BLAST FROM THE PAST
30 years and more separates the first and latest GSX-R750 – and the differences encapsulate the evolution of sportsbikes
Suzuki’s super-sharp GSX-R750 first ripped through our roads in 1985 and you can still buy a new one today. To celebrate, we found a stunning original and went for a rather special ride with a 2016 version for company. We also take a look at the legion of bikes it’s seen off over the last 31 years.
Fiddle. Twist. Click. Vroom. The slabbie Suzuki bursts into life, revving to what feels like a crazy 5000rpm while I fumble to get my left glove back on and calm the yelling engine down. Ah, fuel taps you can only turn with bare hands, and all-or-nothing chokes. Remember the 1980s?

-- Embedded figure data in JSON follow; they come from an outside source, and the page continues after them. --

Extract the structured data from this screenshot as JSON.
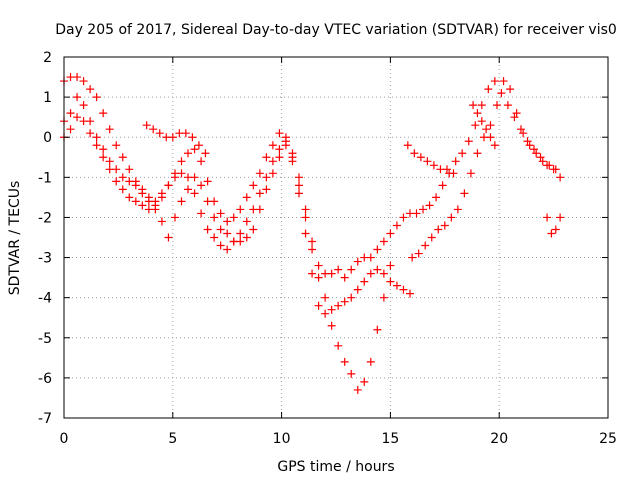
{
  "chart_data": {
    "type": "scatter",
    "title": "Day 205 of 2017, Sidereal Day-to-day VTEC variation (SDTVAR) for receiver vis0",
    "xlabel": "GPS time / hours",
    "ylabel": "SDTVAR / TECUs",
    "xlim": [
      0,
      25
    ],
    "ylim": [
      -7,
      2
    ],
    "xticks": [
      "0",
      "5",
      "10",
      "15",
      "20",
      "25"
    ],
    "yticks": [
      "-7",
      "-6",
      "-5",
      "-4",
      "-3",
      "-2",
      "-1",
      "0",
      "1",
      "2"
    ],
    "grid": true,
    "marker": "plus",
    "color": "#ff0000",
    "series": [
      {
        "x": [
          0.0,
          0.3,
          0.6,
          0.9,
          1.2,
          1.5,
          1.8,
          2.1,
          2.4,
          2.7,
          3.0,
          3.3,
          3.6,
          3.9,
          4.2,
          4.5,
          4.8,
          5.1,
          5.4,
          5.7,
          6.0,
          6.3,
          6.6,
          6.9,
          7.2,
          7.5,
          7.8,
          8.1,
          8.4,
          8.7,
          9.0,
          9.3,
          9.6,
          9.9,
          10.2,
          10.5,
          10.8,
          11.1,
          11.4,
          11.7,
          12.0,
          12.3,
          12.6,
          12.9,
          13.2,
          13.5,
          13.8,
          14.1,
          14.4,
          14.7,
          15.0,
          15.3,
          15.6,
          15.9,
          16.2,
          16.5,
          16.8,
          17.1,
          17.4,
          17.7,
          18.0,
          18.3,
          18.6,
          18.9,
          19.2,
          19.5,
          19.8,
          20.1,
          20.4,
          20.7,
          21.0,
          21.3,
          21.6,
          21.9,
          22.2,
          22.5,
          22.8
        ],
        "y": [
          0.4,
          0.6,
          1.0,
          0.8,
          0.4,
          0.0,
          -0.3,
          -0.6,
          -0.8,
          -1.0,
          -1.1,
          -1.2,
          -1.3,
          -1.5,
          -1.7,
          -1.5,
          -1.2,
          -0.9,
          -0.6,
          -0.4,
          -0.3,
          -0.6,
          -1.1,
          -1.6,
          -1.9,
          -2.1,
          -2.0,
          -1.8,
          -1.5,
          -1.2,
          -0.9,
          -0.5,
          -0.2,
          0.1,
          0.0,
          -0.4,
          -1.0,
          -1.8,
          -2.6,
          -3.2,
          -3.4,
          -3.4,
          -3.3,
          -3.5,
          -3.3,
          -3.1,
          -3.0,
          -3.0,
          -2.8,
          -2.6,
          -2.4,
          -2.2,
          -2.0,
          -1.9,
          -1.9,
          -1.8,
          -1.7,
          -1.5,
          -1.2,
          -0.9,
          -0.6,
          -0.4,
          -0.1,
          0.3,
          0.8,
          1.2,
          1.4,
          1.1,
          0.8,
          0.5,
          0.2,
          -0.1,
          -0.3,
          -0.5,
          -0.7,
          -0.8,
          -1.0
        ]
      },
      {
        "x": [
          0.0,
          0.3,
          0.6,
          0.9,
          1.2,
          1.5,
          1.8,
          2.1,
          2.4,
          2.7,
          3.0,
          3.3,
          3.6,
          3.9,
          4.2,
          4.5,
          4.8,
          5.1,
          5.4,
          5.7,
          6.0,
          6.3,
          6.6,
          6.9,
          7.2,
          7.5,
          7.8,
          8.1,
          8.4,
          8.7,
          9.0,
          9.3,
          9.6,
          9.9,
          10.2,
          10.5,
          10.8,
          11.1,
          11.4,
          11.7,
          12.0,
          12.3,
          12.6,
          12.9,
          13.2,
          13.5,
          13.8,
          14.1,
          14.4,
          14.7,
          15.0,
          15.3,
          15.6,
          15.9
        ],
        "y": [
          0.0,
          0.2,
          0.5,
          0.4,
          0.1,
          -0.2,
          -0.5,
          -0.8,
          -1.1,
          -1.3,
          -1.5,
          -1.6,
          -1.7,
          -1.8,
          -1.6,
          -1.4,
          -1.2,
          -1.0,
          -0.9,
          -1.0,
          -1.4,
          -1.9,
          -2.3,
          -2.5,
          -2.7,
          -2.8,
          -2.6,
          -2.4,
          -2.1,
          -1.8,
          -1.4,
          -1.0,
          -0.6,
          -0.3,
          -0.1,
          -0.5,
          -1.2,
          -2.0,
          -2.8,
          -3.5,
          -4.0,
          -4.3,
          -4.2,
          -4.1,
          -4.0,
          -3.8,
          -3.6,
          -3.4,
          -3.3,
          -3.4,
          -3.6,
          -3.7,
          -3.8,
          -3.9
        ]
      },
      {
        "x": [
          0.0,
          0.3,
          0.6,
          0.9,
          1.2,
          1.5,
          1.8,
          2.1,
          2.4,
          2.7,
          3.0,
          3.3,
          3.6,
          3.9,
          4.2,
          4.5,
          4.8,
          5.1,
          5.4,
          5.7,
          6.0,
          6.3,
          6.6,
          6.9,
          7.2,
          7.5,
          7.8,
          8.1,
          8.4,
          8.7,
          9.0,
          9.3,
          9.6,
          9.9,
          10.2,
          10.5,
          10.8,
          11.1,
          11.4,
          11.7,
          12.0,
          12.3,
          12.6,
          12.9,
          13.2,
          13.5,
          13.8,
          14.1,
          14.4,
          14.7,
          15.0
        ],
        "y": [
          1.4,
          1.5,
          1.5,
          1.4,
          1.2,
          1.0,
          0.6,
          0.2,
          -0.2,
          -0.5,
          -0.8,
          -1.1,
          -1.4,
          -1.6,
          -1.8,
          -2.1,
          -2.5,
          -2.0,
          -1.6,
          -1.3,
          -1.0,
          -1.2,
          -1.6,
          -2.0,
          -2.3,
          -2.4,
          -2.6,
          -2.6,
          -2.5,
          -2.3,
          -1.8,
          -1.3,
          -0.9,
          -0.5,
          -0.2,
          -0.6,
          -1.4,
          -2.4,
          -3.4,
          -4.2,
          -4.4,
          -4.7,
          -5.2,
          -5.6,
          -5.9,
          -6.3,
          -6.1,
          -5.6,
          -4.8,
          -4.0,
          -3.2
        ]
      },
      {
        "x": [
          3.8,
          4.1,
          4.4,
          4.7,
          5.0,
          5.3,
          5.6,
          5.9,
          6.2,
          6.5
        ],
        "y": [
          0.3,
          0.2,
          0.1,
          0.0,
          0.0,
          0.1,
          0.1,
          0.0,
          -0.2,
          -0.4
        ]
      },
      {
        "x": [
          15.8,
          16.1,
          16.4,
          16.7,
          17.0,
          17.3,
          17.6,
          17.9
        ],
        "y": [
          -0.2,
          -0.4,
          -0.5,
          -0.6,
          -0.7,
          -0.8,
          -0.8,
          -0.9
        ]
      },
      {
        "x": [
          16.0,
          16.3,
          16.6,
          16.9,
          17.2,
          17.5,
          17.8,
          18.1,
          18.4,
          18.7,
          19.0,
          19.3,
          19.6,
          19.9,
          20.2,
          20.5,
          20.8,
          21.1,
          21.4,
          21.7,
          22.0,
          22.3,
          22.6
        ],
        "y": [
          -3.0,
          -2.9,
          -2.7,
          -2.5,
          -2.3,
          -2.2,
          -2.0,
          -1.8,
          -1.4,
          -0.9,
          -0.4,
          0.0,
          0.3,
          0.8,
          1.4,
          1.2,
          0.6,
          0.1,
          -0.2,
          -0.4,
          -0.6,
          -0.7,
          -0.8
        ]
      },
      {
        "x": [
          18.8,
          19.0,
          19.2,
          19.4,
          19.6,
          19.8
        ],
        "y": [
          0.8,
          0.6,
          0.4,
          0.2,
          0.0,
          -0.2
        ]
      },
      {
        "x": [
          22.2,
          22.4,
          22.6,
          22.8
        ],
        "y": [
          -2.0,
          -2.4,
          -2.3,
          -2.0
        ]
      }
    ]
  }
}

Most of us ride old motorcycles from time to time. But this 1985 GSX-R750F is different. It’s new. It’s not a barn find, or a lowmileage minter. It’s been built from scratch by Nathan Colombi (the guy who prepares Michael Dunlop’s XR69 GSX-R for the Classic TT) using genuine parts from Suzuki’s Vintage Parts Programme. Engine, suspension and brakes are completely fresh. And all those tiny details that spoil so many restorations – the rubber plugs that protect Allen key fasteners, or the plated bungee hooks under the pillion footrests, or the original wiring harness, complete with its quality check label – are present and correct. It’s a rolling showcase for the parts programme which has seen Suzuki remanufacture many rare spares for older bikes.
In truth, there are a few refurbished old parts too: the frame, fork sliders, calipers, engine cases, carbs, speedo innards and some plastics. The seat is reupholstered too. And the tyres are modern Continentals rather than 30-year-old Bridgestones.
But it doesn’t matter. The entire bike looks and works just like the original did back in 1985. And that creates a unique opportunity to ride the granddaddy GSX-R750 back-to-back with the latest L6 version.